AM For Every Vehicle Act Gets New Leadership In US House


The legislative push to keep AM radio in American automobiles is changing leadership in the US House of Representatives. Led by Rep. Josh Gottheimer (D-NJ) for the past year, the House version of the AM For Every Vehicle Act will now be headed by Reps. Frank Pallone (D-NJ) and Gus Bilirakis (R-FL).

Rep. Pallone has important and valuable ties to the House Committee on Energy and Commerce, as Chairman of the Innovation, Data, and Commerce Subcommittee and Ranking Member.

That Committee recently held a hearing, “Preserving Americans’ Access to AM Radio,” with testimony from Midway Broadcasting Corporation CEO Melody Spann-Cooper and Navajo Nation Executive Director Justin Ahasteen in favor of the band.

Committee Chair Cathy McMorris Rodgers (R-WA) opened the hearing by expressing her cautious support for the Act, saying, “I do not consider a mandate on manufacturers to continue including AM radio in vehicles lightly. But the reality is that automakers have been aware of these bipartisan, bicameral concerns for a long time, and have yet to adequately address them with any private sector solutions.”

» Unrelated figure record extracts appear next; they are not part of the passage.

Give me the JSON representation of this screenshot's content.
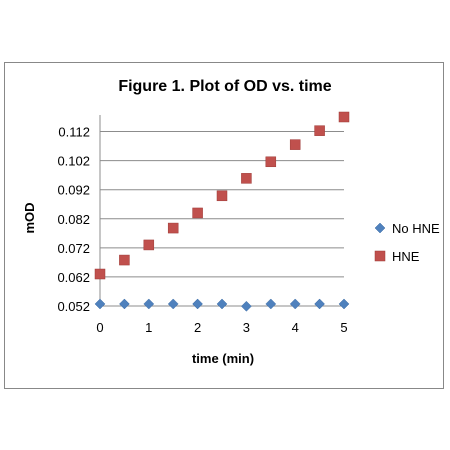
{
  "chart_data": {
    "type": "scatter",
    "title": "Figure 1. Plot of OD vs. time",
    "xlabel": "time (min)",
    "ylabel": "mOD",
    "xlim": [
      0,
      5
    ],
    "ylim": [
      0.052,
      0.117
    ],
    "x_ticks": [
      "0",
      "1",
      "2",
      "3",
      "4",
      "5"
    ],
    "y_ticks": [
      "0.052",
      "0.062",
      "0.072",
      "0.082",
      "0.092",
      "0.102",
      "0.112"
    ],
    "grid": "horizontal",
    "legend_position": "right",
    "series": [
      {
        "name": "No HNE",
        "marker": "diamond",
        "color": "#4f81bd",
        "x": [
          0,
          0.5,
          1,
          1.5,
          2,
          2.5,
          3,
          3.5,
          4,
          4.5,
          5
        ],
        "y": [
          0.0527,
          0.0527,
          0.0527,
          0.0527,
          0.0527,
          0.0527,
          0.0519,
          0.0527,
          0.0527,
          0.0527,
          0.0527
        ]
      },
      {
        "name": "HNE",
        "marker": "square",
        "color": "#c0504d",
        "x": [
          0,
          0.5,
          1,
          1.5,
          2,
          2.5,
          3,
          3.5,
          4,
          4.5,
          5
        ],
        "y": [
          0.063,
          0.0678,
          0.073,
          0.0788,
          0.084,
          0.0899,
          0.0959,
          0.1016,
          0.1075,
          0.1123,
          0.117
        ]
      }
    ]
  }
}
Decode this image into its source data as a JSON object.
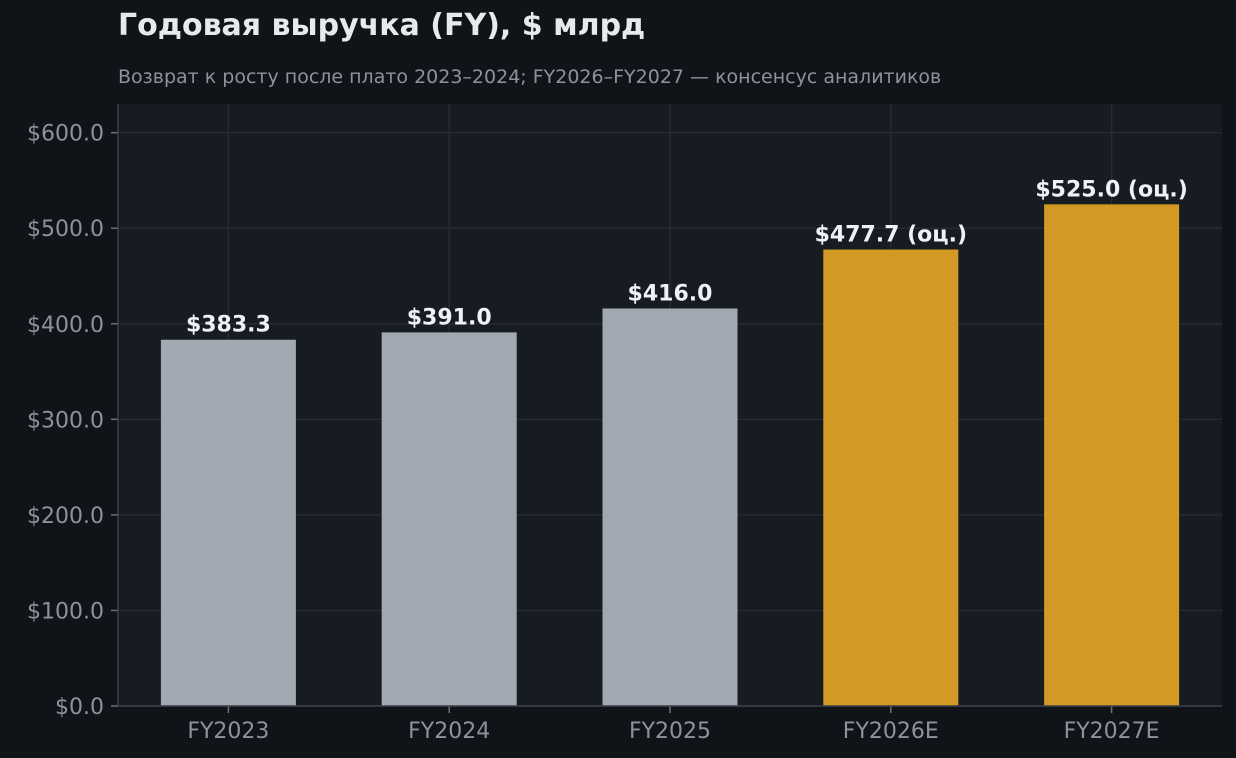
{
  "title": "Годовая выручка (FY), $ млрд",
  "subtitle": "Возврат к росту после плато 2023–2024; FY2026–FY2027 — консенсус аналитиков",
  "colors": {
    "background": "#101418",
    "plot_background": "#171b22",
    "grid": "#262b33",
    "actual_bar": "#a3a9b2",
    "estimate_bar": "#d29a24",
    "tick_text": "#8c939d",
    "label_text": "#eef1f5"
  },
  "chart_data": {
    "type": "bar",
    "categories": [
      "FY2023",
      "FY2024",
      "FY2025",
      "FY2026E",
      "FY2027E"
    ],
    "values": [
      383.3,
      391.0,
      416.0,
      477.7,
      525.0
    ],
    "estimate": [
      false,
      false,
      false,
      true,
      true
    ],
    "data_labels": [
      "$383.3",
      "$391.0",
      "$416.0",
      "$477.7 (оц.)",
      "$525.0 (оц.)"
    ],
    "y_ticks": [
      0,
      100,
      200,
      300,
      400,
      500,
      600
    ],
    "y_tick_labels": [
      "$0.0",
      "$100.0",
      "$200.0",
      "$300.0",
      "$400.0",
      "$500.0",
      "$600.0"
    ],
    "ylim": [
      0,
      630
    ],
    "grid": true,
    "xlabel": "",
    "ylabel": ""
  }
}
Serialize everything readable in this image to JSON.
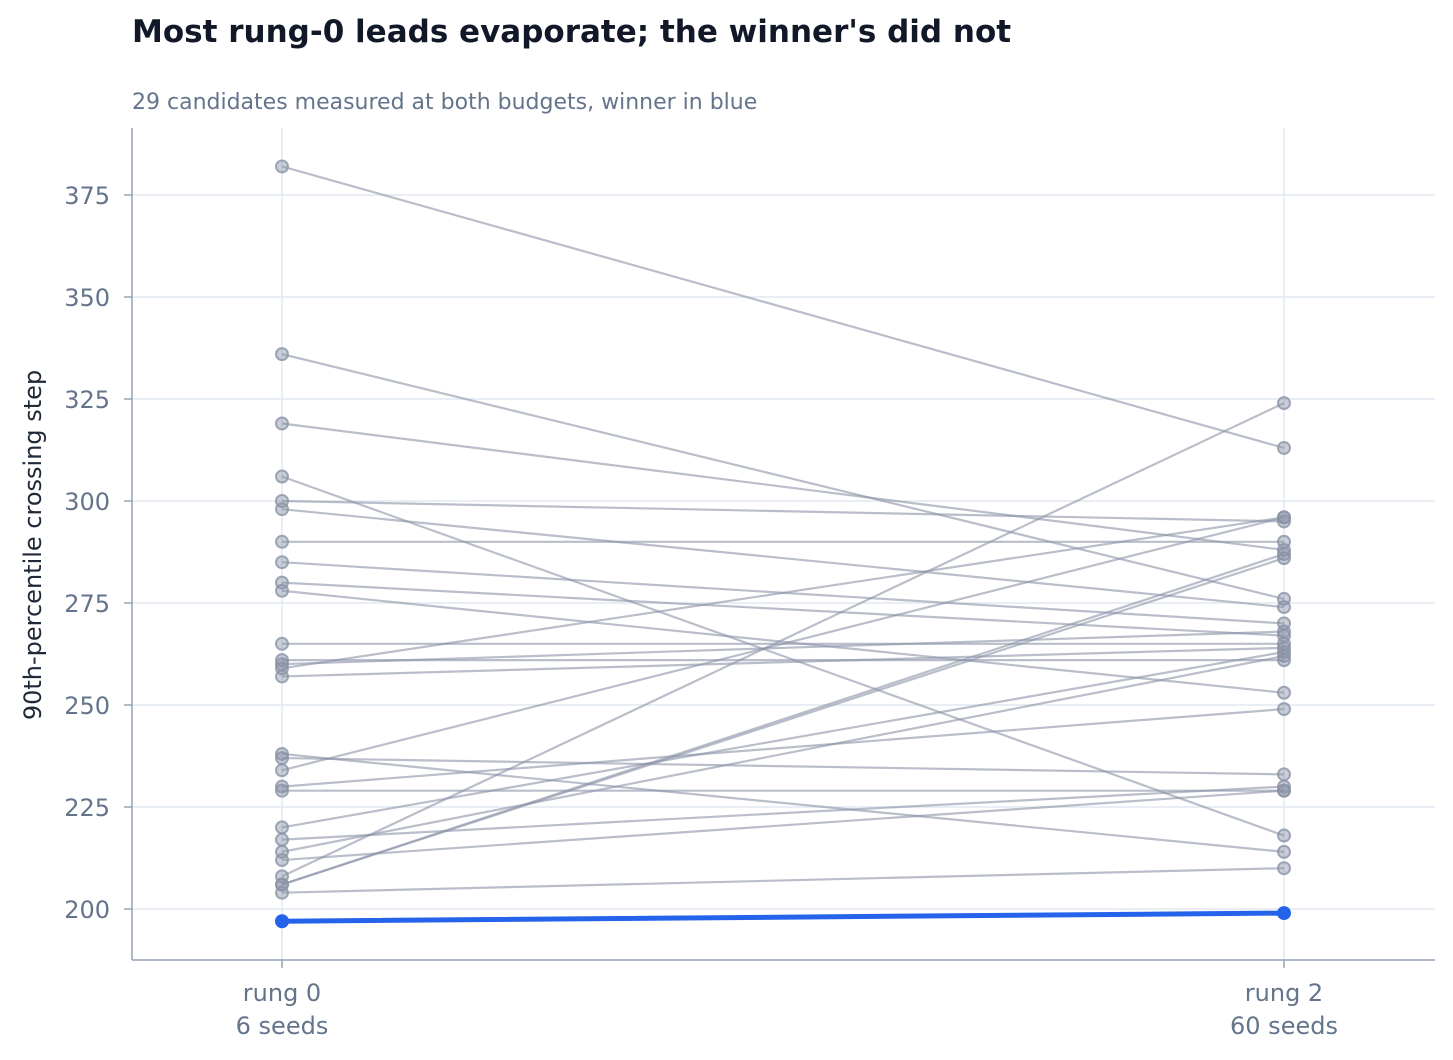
{
  "chart_data": {
    "type": "line",
    "title": "Most rung-0 leads evaporate; the winner's did not",
    "subtitle": "29 candidates measured at both budgets, winner in blue",
    "ylabel": "90th-percentile crossing step",
    "xlabel": "",
    "categories": [
      {
        "line1": "rung 0",
        "line2": "6 seeds"
      },
      {
        "line1": "rung 2",
        "line2": "60 seeds"
      }
    ],
    "ylim": [
      188,
      392
    ],
    "yticks": [
      200,
      225,
      250,
      275,
      300,
      325,
      350,
      375
    ],
    "grid": true,
    "series": [
      {
        "values": [
          382,
          313
        ]
      },
      {
        "values": [
          336,
          276
        ]
      },
      {
        "values": [
          319,
          288
        ]
      },
      {
        "values": [
          306,
          218
        ]
      },
      {
        "values": [
          300,
          295
        ]
      },
      {
        "values": [
          298,
          274
        ]
      },
      {
        "values": [
          290,
          290
        ]
      },
      {
        "values": [
          285,
          270
        ]
      },
      {
        "values": [
          280,
          267
        ]
      },
      {
        "values": [
          278,
          253
        ]
      },
      {
        "values": [
          265,
          265
        ]
      },
      {
        "values": [
          261,
          261
        ]
      },
      {
        "values": [
          260,
          268
        ]
      },
      {
        "values": [
          259,
          296
        ]
      },
      {
        "values": [
          257,
          264
        ]
      },
      {
        "values": [
          238,
          214
        ]
      },
      {
        "values": [
          237,
          233
        ]
      },
      {
        "values": [
          234,
          296
        ]
      },
      {
        "values": [
          230,
          249
        ]
      },
      {
        "values": [
          229,
          229
        ]
      },
      {
        "values": [
          220,
          263
        ]
      },
      {
        "values": [
          217,
          230
        ]
      },
      {
        "values": [
          214,
          262
        ]
      },
      {
        "values": [
          212,
          229
        ]
      },
      {
        "values": [
          208,
          324
        ]
      },
      {
        "values": [
          206,
          287
        ]
      },
      {
        "values": [
          206,
          286
        ]
      },
      {
        "values": [
          204,
          210
        ]
      },
      {
        "values": [
          197,
          199
        ],
        "highlight": true
      }
    ],
    "colors": {
      "muted": "#8a93a6",
      "winner": "#2563eb",
      "grid": "#e2e8f0",
      "axis": "#94a3b8"
    }
  }
}
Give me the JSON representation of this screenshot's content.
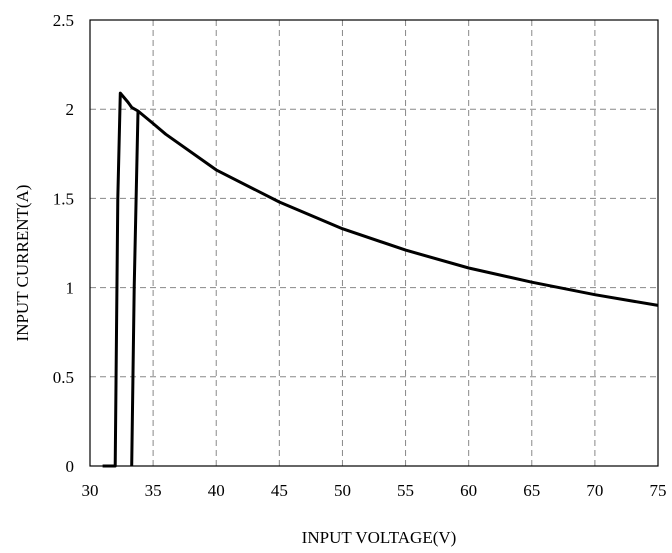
{
  "chart_data": {
    "type": "line",
    "title": "",
    "xlabel": "INPUT VOLTAGE(V)",
    "ylabel": "INPUT CURRENT(A)",
    "xlim": [
      30,
      75
    ],
    "ylim": [
      0,
      2.5
    ],
    "x_ticks": [
      30,
      35,
      40,
      45,
      50,
      55,
      60,
      65,
      70,
      75
    ],
    "x_tick_labels": [
      "30",
      "35",
      "40",
      "45",
      "50",
      "55",
      "60",
      "65",
      "70",
      "75"
    ],
    "y_ticks": [
      0,
      0.5,
      1,
      1.5,
      2,
      2.5
    ],
    "y_tick_labels": [
      "0",
      "0.5",
      "1",
      "1.5",
      "2",
      "2.5"
    ],
    "grid": true,
    "grid_style": "dashed",
    "legend": "none",
    "series": [
      {
        "color": "#000000",
        "x": [
          31.0,
          32.0,
          32.2,
          32.4,
          33.0,
          33.3,
          33.8,
          35.0,
          36.0,
          40.0,
          45.0,
          50.0,
          55.0,
          60.0,
          65.0,
          70.0,
          75.0
        ],
        "y": [
          0,
          0,
          1.5,
          2.09,
          2.04,
          2.01,
          1.99,
          1.92,
          1.86,
          1.66,
          1.48,
          1.33,
          1.21,
          1.11,
          1.03,
          0.96,
          0.9
        ]
      },
      {
        "color": "#000000",
        "x": [
          33.3,
          33.5,
          33.8
        ],
        "y": [
          0,
          1.0,
          1.99
        ]
      }
    ]
  }
}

“Whether they’re tuning in for local news, agricultural and weather reports, information during an emergency, or to listen to their favorite talk radio personality, AM radio continues to be a trusted way for Americans to stay connected. AM radio fosters a sense of local identity, connecting people through regional programming that reflects the unique perspectives and traditions of their communities.”

The new legislation, entered as H.R. 8449, replicates all verbiage from the Senate version of the bill, which was marked up by the Senate Committee on Commerce, Science, and Transportation in July 2023. It will be known as the “AM Radio For Every Vehicle Act of 2024.”

Congressman Bilirakis said, “Each hurricane season, Floridians rely upon the ability to gain access to information needed to make timely and potentially lifesaving decisions to evacuate, stay in place, seek shelter, or contact first responders. Further, rural and underserved Americans still enjoy listening to AM radio broadcasts for their diverse views. Radio broadcast still has one of the highest reaches of any medium, and with a majority of listening taking place outside of the home, we must ensure this useful tool remains a readily available option for all Americans who own vehicles. I’m proud to work with Ranking Member Pallone on this initiative and look forward to moving it through Congress.”

Congressman Pallone added, “When Superstorm Sandy pummeled New Jersey over ten years ago, some of my constituents went days without power and telephone and internet connections. In the aftermath of the storm, they relied on broadcast AM radio stations – often in their vehicles – to get up-to-the-minute information like where to get water, gas, and groceries. As the next generation of cars are developed, it’s critical that AM radio access remains standard equipment offered at no additional cost, and that’s exactly what our legislation does.”

“As the top Democrat on the Energy and Commerce Committee, I look forward to working with my colleagues on this new bill to preserve Americans’ access to this vital source of information.”

NAB CEO Curtis LeGeyt remarked, “NAB is grateful to Reps. Gus Bilirakis and Frank Pallone for the introduction of the AM Radio for Every Vehicle Act of 2024, and the committee leadership for scheduling this important markup.”

The AM Act has garnered support from 251 co-sponsors in the House, gaining a simple majority back in March. The Senate version of the AM Act, which includes language that would allow civil actions and penalties from the DOT and DOJ, is awaiting a floor vote after gaining a supermajority of votes earlier this month.